Immunosuppressive drugs, such as rituximab, may facilitate the first stage of COVID-19 and increase the risk. However, by suppressing the immune system, these drugs are at least theoretically capable of preventing the second phase of injury and thus prevent the development of severe stages of COVID-19 disease (Suwanwongse and Shabarek, 2020). But several other issues should be considered on the effect of rituximab on infection by coronavirus and its exacerbation in patients with MS:

CD20 depletion can inhibit antigen-presenting cell function to limit T cell activation which appears to be important in SARS-CoV-2 elimination (Sekine et al; Gallais et al). This would increase the risk of infection or may enhance the conversion of an asymptomatic individual into a symptomatic individual.
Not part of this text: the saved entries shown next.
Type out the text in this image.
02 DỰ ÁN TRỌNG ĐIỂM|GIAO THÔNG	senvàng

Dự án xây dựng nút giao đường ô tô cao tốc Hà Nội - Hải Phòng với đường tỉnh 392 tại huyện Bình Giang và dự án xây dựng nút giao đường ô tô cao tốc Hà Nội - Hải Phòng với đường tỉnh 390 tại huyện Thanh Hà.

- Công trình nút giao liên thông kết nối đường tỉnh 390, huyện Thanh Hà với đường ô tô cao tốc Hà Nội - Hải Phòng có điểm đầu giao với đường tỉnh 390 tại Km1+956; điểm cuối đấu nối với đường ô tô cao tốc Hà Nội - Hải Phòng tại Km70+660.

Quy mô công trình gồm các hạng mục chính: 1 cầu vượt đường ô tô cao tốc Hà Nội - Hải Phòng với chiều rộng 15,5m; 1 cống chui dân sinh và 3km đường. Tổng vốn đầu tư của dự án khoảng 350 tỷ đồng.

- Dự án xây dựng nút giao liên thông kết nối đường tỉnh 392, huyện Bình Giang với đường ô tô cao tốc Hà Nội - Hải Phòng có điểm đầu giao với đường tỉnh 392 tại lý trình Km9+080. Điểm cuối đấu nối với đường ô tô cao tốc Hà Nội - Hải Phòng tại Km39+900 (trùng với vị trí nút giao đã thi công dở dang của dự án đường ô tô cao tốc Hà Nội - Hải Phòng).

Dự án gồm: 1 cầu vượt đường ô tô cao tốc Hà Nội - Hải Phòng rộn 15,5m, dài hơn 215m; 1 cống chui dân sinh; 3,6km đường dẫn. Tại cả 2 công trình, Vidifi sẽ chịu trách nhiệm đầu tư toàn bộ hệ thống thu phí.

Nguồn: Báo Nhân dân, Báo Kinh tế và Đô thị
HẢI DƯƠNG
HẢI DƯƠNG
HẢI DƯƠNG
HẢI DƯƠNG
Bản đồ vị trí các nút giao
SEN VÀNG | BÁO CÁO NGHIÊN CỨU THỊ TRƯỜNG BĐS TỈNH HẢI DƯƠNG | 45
Rituximab depletes B cells and so inhibits the capacity to produce immunoglobulins to new antigens. IgM and IgA have been suggested to be part of the defense mechanism and so this will be inhibited (Baker et al., 2020).

Rituximab induces IgA, IgG and marked IgM hypogammaglobulinemia, which are known risk factors for serious infections (Baker et al., 2020). As immunity to COVID-19 is in part supported by cross-reactive immunity to cold-causing coronavirus (Baker et al., 2020; Sekine et al; Grifoni et al., 2020), CD20-depletion may have limited the production of protective antibody formation during past coronavirus infections

Alternatively hypogammaglobulinemia could limit protective antibody responses that have formed and so reduce protection from infection. It should be noticed that all of the mentioned explanation must be studied in further investigation.

The type of MS was also found to be associated with the risk of developing COVID-19, and its development was significantly more common among RRMS patients. This can be due to the better physical condition of these patients and the possibility of their greater presence in the community, as they do their personal affairs and job that may expose them to the disease.

Conclusion

The present study demonstrated that MS patients are not more likely to develop COVID-19 than general population. However, it was shown that they are more likely to be hospitalized than general population. This highlights the importance of communicating to patients the severity of COVID-19 and the importance of risk reduction behaviors like social distancing and mask use.

Declaration of Competing Interest

The authors declare there is no conflict of interest.